The City of Ocean Springs just found out they will get the half million dollars it needs to preserve and restore his work. The money comes from the state Department of Archives and History, an MDAH Hurricane Katrina grant and The National Park Service's "Save America's Treasures."

A "treasure" is exactly what the Anderson murals are to the people of Ocean Springs. In 1950, Walter Anderson was asked to paint the walls of his hometown's community center. Mayor Connie Moran's grandfather is depicted in the scene of D'Iberville's landing.

"The city and the board of supervisors, my grandfather Fred Moran was the president of the board of supervisors at that time, for one dollar to paint the flora and the fauna and the history of Ocean Springs," Moran said.

The Mandels came here from California to see the Walter Anderson Museum of Art and these famous murals in the attached community center where parties and wedding receptions are often held.

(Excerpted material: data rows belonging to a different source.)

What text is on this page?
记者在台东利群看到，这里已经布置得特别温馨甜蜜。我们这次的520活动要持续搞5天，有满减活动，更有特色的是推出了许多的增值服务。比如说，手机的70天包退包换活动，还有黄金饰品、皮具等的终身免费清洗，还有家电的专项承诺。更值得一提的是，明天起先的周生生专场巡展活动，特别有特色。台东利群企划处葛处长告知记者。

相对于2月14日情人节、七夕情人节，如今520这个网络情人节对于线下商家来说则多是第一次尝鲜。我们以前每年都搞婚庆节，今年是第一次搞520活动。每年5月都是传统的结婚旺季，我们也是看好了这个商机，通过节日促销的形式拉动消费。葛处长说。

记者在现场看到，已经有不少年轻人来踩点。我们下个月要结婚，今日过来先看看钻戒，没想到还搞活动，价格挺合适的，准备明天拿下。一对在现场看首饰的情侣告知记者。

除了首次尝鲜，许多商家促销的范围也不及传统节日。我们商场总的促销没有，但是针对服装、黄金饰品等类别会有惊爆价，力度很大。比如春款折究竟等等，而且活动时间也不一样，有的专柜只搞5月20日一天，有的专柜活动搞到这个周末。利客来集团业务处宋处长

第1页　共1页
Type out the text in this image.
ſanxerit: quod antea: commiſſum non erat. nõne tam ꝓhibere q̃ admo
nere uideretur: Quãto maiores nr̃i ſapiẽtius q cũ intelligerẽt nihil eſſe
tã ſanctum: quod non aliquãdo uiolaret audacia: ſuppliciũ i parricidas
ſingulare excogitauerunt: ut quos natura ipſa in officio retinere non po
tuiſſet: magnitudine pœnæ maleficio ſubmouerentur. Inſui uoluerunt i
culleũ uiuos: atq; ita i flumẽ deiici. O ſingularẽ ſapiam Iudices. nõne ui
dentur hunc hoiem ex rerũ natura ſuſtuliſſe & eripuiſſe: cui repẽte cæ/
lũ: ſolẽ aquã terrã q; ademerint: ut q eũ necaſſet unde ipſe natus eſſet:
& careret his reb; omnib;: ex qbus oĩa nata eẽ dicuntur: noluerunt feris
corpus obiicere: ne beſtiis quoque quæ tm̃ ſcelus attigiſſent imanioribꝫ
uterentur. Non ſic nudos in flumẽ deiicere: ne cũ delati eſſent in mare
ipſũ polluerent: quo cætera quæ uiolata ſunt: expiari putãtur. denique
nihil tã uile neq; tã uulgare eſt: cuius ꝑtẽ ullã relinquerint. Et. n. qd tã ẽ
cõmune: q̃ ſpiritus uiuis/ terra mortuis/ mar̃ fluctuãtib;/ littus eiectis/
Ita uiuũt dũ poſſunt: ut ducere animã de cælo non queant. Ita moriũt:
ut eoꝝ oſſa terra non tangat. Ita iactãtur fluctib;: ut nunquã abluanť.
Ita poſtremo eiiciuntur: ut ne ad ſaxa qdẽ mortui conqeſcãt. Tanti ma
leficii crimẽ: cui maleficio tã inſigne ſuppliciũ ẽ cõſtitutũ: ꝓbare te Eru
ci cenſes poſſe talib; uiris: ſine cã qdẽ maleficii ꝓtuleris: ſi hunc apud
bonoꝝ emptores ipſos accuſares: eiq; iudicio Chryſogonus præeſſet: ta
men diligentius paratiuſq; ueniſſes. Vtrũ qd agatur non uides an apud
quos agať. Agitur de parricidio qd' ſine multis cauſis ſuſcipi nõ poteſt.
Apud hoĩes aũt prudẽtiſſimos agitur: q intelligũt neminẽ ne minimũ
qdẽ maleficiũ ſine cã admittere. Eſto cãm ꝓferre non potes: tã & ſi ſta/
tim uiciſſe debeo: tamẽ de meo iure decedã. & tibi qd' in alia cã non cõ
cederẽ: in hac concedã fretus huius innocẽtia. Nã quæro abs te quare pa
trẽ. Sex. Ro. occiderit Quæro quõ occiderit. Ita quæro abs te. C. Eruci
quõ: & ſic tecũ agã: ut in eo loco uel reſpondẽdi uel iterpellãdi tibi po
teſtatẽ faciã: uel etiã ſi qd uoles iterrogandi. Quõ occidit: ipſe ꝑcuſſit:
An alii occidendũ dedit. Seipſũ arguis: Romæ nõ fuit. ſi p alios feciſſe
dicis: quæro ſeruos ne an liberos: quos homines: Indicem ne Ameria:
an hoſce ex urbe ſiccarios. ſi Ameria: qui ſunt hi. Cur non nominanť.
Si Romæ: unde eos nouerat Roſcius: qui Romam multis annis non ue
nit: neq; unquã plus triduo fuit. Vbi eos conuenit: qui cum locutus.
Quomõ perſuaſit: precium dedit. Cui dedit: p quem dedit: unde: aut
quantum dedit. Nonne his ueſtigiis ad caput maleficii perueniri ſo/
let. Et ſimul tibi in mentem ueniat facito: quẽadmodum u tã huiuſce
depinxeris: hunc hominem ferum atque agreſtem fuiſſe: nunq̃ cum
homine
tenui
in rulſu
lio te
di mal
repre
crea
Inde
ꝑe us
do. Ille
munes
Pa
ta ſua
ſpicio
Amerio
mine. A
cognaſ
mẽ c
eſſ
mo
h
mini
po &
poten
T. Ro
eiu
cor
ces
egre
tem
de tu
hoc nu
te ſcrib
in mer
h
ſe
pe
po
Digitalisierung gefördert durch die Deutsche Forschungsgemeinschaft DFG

Zvia and Brian Mandel said, "It's marvelous. We've been wanting to see this for a long time, so we made a special trip to see it."

The Mandels said they heard of the rich history, combined with natural beauty, brought to life in these imaginative strokes from an artistic genius.

Now the internationally renowned artist's "one dollar" paint job is valued at more than $30 million. But the murals and the center are in need of some TLC, especially on the header near the kitchen.

Pointing above her head, the mayor explained, "There was some crumbling and that's because he actually painted on sheet rock, which of course crumbled over time. The rest are on plaster."

Mayor Moran said preservation actually began before Katrina, special UV windows were installed and drainage work was done outside to stop moisture intrusion.

"This is the most significant part the interior and we're ready to go forward with the restoration of the murals, new lighting system, bathrooms and also the bar area to make sure it's humidity controlled."

And the railings will be replaced with glass for more protection, but also enjoyment for those who treasure art and appreciate it like the Mandels.

"We've always known it's a wonderful style and we're looking forward to seeing it done. I love it, it's very colorful," the Mandels said.

So what did Anderson do with the dollar he was paid when the city commissioned his work in 1950? He never cashed the check.